The Sun Valley Company keeps the skiing and riding as up-to-date as any in America: The resort has a large computerized snowmaking system and seven high-speed quads, including one that rises a whopping 3,144 vertical feet in 10 minutes.The recently transformed Super Pipe with its Pipe Monster groomer meet competition standards. Its day lodges have won raves from skiers and architectural awards from the ski industry. The 26,000-square-foot day lodge at Dollar Mountain now makes it extra easy for families and beginners to set up base camp.

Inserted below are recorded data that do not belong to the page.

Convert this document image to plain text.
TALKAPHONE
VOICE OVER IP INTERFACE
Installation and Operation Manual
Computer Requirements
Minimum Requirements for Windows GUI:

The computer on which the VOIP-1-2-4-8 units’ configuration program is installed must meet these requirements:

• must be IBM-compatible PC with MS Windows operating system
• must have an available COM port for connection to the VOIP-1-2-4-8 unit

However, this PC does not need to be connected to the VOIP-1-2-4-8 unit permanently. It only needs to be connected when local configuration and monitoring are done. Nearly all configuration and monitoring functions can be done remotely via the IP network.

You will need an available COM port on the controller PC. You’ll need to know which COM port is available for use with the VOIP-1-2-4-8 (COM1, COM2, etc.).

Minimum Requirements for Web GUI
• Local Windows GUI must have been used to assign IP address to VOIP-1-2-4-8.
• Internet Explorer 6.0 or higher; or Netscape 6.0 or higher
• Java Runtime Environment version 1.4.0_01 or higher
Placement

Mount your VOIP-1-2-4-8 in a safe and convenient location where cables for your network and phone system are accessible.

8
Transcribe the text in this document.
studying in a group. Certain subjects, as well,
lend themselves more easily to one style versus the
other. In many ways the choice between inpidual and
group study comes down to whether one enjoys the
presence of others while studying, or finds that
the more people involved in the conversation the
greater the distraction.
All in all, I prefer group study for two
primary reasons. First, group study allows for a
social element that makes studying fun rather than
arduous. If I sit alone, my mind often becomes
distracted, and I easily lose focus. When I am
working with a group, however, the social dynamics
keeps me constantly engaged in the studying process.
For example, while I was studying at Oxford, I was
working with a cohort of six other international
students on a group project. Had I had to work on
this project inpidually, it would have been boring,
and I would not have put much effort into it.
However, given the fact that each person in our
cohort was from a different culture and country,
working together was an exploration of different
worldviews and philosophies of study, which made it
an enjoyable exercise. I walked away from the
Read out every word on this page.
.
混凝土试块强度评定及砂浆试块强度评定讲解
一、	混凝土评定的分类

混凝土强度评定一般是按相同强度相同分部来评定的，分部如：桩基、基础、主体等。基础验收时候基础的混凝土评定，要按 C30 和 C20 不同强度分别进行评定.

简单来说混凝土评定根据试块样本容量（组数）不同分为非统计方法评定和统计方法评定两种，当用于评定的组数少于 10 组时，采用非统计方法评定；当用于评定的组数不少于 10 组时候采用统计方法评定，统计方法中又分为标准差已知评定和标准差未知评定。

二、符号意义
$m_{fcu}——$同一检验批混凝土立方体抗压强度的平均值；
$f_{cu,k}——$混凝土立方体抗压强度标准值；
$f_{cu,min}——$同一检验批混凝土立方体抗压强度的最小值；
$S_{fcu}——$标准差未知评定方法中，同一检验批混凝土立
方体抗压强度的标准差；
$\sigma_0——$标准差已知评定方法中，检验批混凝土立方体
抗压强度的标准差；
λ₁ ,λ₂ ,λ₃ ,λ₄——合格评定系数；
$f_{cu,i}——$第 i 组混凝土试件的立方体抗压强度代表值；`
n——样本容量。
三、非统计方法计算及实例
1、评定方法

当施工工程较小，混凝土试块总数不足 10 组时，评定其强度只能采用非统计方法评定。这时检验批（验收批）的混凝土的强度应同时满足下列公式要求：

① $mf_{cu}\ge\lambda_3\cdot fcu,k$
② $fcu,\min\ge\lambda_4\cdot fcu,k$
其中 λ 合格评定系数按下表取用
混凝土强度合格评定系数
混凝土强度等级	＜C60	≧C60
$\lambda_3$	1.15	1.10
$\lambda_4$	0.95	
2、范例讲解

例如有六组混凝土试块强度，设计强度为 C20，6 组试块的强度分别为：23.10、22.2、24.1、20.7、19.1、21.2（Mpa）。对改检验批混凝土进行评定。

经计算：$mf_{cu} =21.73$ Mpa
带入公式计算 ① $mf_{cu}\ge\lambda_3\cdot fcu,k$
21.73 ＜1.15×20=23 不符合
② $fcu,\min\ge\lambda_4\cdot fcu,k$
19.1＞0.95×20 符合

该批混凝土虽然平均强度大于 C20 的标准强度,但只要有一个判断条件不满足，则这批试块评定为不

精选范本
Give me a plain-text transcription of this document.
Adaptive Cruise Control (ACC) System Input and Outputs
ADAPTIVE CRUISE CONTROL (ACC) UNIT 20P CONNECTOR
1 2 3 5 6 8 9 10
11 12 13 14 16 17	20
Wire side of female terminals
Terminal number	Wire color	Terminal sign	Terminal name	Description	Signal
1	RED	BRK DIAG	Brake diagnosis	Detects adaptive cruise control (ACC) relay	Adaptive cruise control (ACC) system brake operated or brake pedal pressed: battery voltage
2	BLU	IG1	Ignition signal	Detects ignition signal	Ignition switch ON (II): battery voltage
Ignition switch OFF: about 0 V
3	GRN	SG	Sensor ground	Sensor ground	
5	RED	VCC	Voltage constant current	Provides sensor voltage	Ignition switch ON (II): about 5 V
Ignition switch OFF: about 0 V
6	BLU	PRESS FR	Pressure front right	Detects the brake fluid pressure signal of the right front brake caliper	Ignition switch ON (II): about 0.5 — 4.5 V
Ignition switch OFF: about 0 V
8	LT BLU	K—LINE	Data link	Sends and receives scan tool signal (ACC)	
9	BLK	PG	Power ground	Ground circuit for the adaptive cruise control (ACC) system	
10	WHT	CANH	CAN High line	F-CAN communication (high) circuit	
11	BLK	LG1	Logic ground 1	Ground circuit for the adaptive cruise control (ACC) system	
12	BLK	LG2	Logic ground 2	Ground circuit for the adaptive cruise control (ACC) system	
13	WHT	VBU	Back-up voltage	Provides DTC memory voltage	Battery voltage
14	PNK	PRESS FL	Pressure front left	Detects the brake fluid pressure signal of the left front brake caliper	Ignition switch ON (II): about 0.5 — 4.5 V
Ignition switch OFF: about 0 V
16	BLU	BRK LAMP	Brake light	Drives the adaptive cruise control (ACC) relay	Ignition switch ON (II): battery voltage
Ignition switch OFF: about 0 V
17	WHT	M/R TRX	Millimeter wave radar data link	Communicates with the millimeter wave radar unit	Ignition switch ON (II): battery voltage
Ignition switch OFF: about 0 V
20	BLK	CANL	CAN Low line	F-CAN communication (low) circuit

And yet, it is the celebration of its history that makes Sun Valley stand out from the rest of America’s ski areas. If you enjoy history, stay at the Sun Valley Lodge, a beautifully preserved property with a pronounced mid-20th-century feel. The elegance of a bygone era is encountered in the details: uniformed doormen; a formal dining room; a large second-floor “drawing room” with the piano in the center, overstuffed chairs and sofas in the middle, and fireplaces at either end; and an immense “hot tub” swimming pool that dates to the early days of the resort. “Sun Valley Serenade,” a 1941 movie starring Sonja Henie and John Payne, is as corny as can be when you see it at home but it’s lots of fun to see it in Sun Valley, especially when you later try to track down the exact filming locations on the mountain and in the lodge.